John Hart Ely (December 3 1938 - October 25 2003) is one of the most widely-cited legal scholars in United States history, ranking just after Richard Posner, Ronald Dworkin, and Oliver Wendell Holmes, Jr., according to a 2000 study in the University of Chicago's Journal of Legal Studies.

Biography

He was born in New York City, and graduated from Princeton University and Yale Law School. As a summer clerk at Arnold, Fortas, & Porter, a Washington, D.C. law firm, he assisted Abe Fortas in the landmark case of Gideon v. Wainwright (1961), writing a first draft of a brief on behalf of Clarence Earl Gideon, a Florida drifter who had been tried and convicted without a lawyer.

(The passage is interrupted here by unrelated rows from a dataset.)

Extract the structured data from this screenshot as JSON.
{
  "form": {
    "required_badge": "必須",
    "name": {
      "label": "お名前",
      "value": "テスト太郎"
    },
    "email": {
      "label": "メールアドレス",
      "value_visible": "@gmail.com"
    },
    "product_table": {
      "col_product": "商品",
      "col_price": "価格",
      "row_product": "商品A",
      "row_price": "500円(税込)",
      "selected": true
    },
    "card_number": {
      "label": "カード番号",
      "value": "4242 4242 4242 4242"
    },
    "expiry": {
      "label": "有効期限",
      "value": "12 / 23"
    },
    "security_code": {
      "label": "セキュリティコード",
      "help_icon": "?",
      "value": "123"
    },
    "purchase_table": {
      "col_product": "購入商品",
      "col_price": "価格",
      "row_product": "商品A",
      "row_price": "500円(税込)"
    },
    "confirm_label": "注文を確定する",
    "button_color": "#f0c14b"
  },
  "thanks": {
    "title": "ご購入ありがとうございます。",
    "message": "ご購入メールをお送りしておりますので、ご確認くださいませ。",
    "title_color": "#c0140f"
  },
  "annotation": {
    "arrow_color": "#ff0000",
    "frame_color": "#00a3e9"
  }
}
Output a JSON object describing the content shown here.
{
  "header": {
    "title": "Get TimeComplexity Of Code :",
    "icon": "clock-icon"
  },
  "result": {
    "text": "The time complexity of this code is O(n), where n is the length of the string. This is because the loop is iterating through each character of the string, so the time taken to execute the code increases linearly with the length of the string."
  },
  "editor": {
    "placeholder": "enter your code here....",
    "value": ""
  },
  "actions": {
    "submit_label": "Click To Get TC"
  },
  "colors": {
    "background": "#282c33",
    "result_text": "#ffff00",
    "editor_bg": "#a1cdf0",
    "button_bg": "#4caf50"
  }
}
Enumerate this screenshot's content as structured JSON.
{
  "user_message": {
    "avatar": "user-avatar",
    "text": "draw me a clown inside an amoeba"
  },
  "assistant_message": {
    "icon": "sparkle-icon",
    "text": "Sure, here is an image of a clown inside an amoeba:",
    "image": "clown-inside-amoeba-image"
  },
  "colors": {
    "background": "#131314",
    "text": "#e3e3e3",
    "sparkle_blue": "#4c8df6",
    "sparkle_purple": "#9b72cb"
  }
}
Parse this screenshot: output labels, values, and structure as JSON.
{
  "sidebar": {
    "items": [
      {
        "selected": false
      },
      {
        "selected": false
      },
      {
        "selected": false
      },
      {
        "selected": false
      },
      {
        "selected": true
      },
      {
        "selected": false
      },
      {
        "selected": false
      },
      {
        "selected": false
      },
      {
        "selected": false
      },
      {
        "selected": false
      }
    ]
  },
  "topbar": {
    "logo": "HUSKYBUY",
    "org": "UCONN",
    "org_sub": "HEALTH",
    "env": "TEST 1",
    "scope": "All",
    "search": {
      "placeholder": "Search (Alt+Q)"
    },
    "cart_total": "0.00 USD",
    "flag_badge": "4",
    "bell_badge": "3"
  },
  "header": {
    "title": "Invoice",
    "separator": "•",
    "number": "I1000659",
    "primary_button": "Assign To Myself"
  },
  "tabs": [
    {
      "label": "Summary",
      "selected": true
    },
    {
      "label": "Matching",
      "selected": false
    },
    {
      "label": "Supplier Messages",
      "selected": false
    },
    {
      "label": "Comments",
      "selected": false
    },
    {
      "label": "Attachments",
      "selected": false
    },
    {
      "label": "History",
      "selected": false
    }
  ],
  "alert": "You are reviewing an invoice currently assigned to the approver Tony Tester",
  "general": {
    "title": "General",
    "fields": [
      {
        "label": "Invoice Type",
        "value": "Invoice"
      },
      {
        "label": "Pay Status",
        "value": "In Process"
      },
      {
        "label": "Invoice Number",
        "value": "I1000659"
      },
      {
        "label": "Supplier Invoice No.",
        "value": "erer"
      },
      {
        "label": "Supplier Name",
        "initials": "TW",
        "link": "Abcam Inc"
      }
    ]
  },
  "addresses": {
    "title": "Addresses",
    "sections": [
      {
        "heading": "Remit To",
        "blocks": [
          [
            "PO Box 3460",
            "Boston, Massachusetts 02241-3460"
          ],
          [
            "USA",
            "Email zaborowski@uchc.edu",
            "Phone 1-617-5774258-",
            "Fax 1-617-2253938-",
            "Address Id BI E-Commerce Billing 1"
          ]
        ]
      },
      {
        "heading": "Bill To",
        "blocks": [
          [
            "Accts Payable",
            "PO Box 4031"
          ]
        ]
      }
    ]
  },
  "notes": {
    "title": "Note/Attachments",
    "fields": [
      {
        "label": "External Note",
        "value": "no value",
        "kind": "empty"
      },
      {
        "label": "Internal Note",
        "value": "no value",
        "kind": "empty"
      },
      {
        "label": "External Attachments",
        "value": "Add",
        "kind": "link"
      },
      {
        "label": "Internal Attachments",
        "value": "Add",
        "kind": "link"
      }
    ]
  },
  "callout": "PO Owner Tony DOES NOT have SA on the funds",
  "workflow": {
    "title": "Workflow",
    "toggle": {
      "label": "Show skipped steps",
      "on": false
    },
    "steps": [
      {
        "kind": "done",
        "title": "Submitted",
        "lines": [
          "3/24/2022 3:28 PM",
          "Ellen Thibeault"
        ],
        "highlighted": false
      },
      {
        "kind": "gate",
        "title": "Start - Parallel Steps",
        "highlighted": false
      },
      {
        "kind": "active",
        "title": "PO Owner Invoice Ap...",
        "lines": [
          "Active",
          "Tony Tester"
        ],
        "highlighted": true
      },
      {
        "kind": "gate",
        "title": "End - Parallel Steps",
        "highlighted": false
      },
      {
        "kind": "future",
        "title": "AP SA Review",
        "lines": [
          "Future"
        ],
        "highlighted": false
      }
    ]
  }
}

As recounted in the famous book Gideon's Trumpet by Anthony Lewis, Gideon had scrawled his petition for certiorari from a prison cell in his own handwriting. The Supreme Court ruled in Gideon's favor. In the fall of 1963, he trained with Company A of the U.S. Army's Military Police School at Fort Gordon, GA. Ely served as the youngest staff member of the Warren Commission, which investigated the assassination of President John F. Kennedy. He went on to clerk for Chief Justice Earl Warren on the Supreme Court, whom he considered a hero, and to whom he dedicated his landmark book, Democracy and Distrust (1980).
   Joining the faculty of Yale Law School in 1968, and moving to Harvard Law School in 1973, Ely wrote several influential law review articles, including a highly critical analysis of the Supreme Court's decision in Roe v. Wade in an article entitled "The Wages of Crying Wolf," published in the Yale Law Journal, wherein he argued that the Court's decision protecting abortion rights was wrong "because it isn't constitutional law and gives almost no sense of an obligation to try to be."
   Ely's most notable work, however, was his 1980 book Democracy and Distrust, which ranks as one of the most influential works about Constitutional law ever written. In it, he argues against "interpretivism" of which Hugo Black was an exponent, "originalism" advanced by Robert Bork, and "textualism" advanced by Antonin Scalia, by contending that "strict construction" fails to do justice to the open texture of many of the Constitution's provisions; at the same time, though, he maintains that the notion that judges may infer broad moral rights and values from the Constitution is radically undemocratic whether the "moralism" of Ronald Dworkin or the libertarian Richard Epstein. Instead, Ely argued that the Supreme Court should interpret the Constitution so as to reinforce democratic processes and popular self-government, by ensuring equal representation in the political process (as in the Court's decision in Baker v. Carr [1961]). He argues ejusdem generis that the Constitution's unenumerated rights (such as the 9th Amendment or the Privileges and Immunities clause of the 14th Amendment) are procedural in nature rather than substantive, thus protecting rights to democratic processes but not rights of a substantive nature. Justice Stone's Footnote Four from United States v. Carolene Products Co. (1938) is a chief inspiration for Ely's theory of judicial review.
   He went on to serve as dean of Stanford Law School from 1982 to 1987, and remained on the faculty until 1996. Prompted by his love of scuba diving, he moved to the University of Miami School of Law in 1996 and was on its faculty when he died of cancer, aged 64.
   He was married to Gisela Cardonne Ely, who is a state judge in Miami, Florida.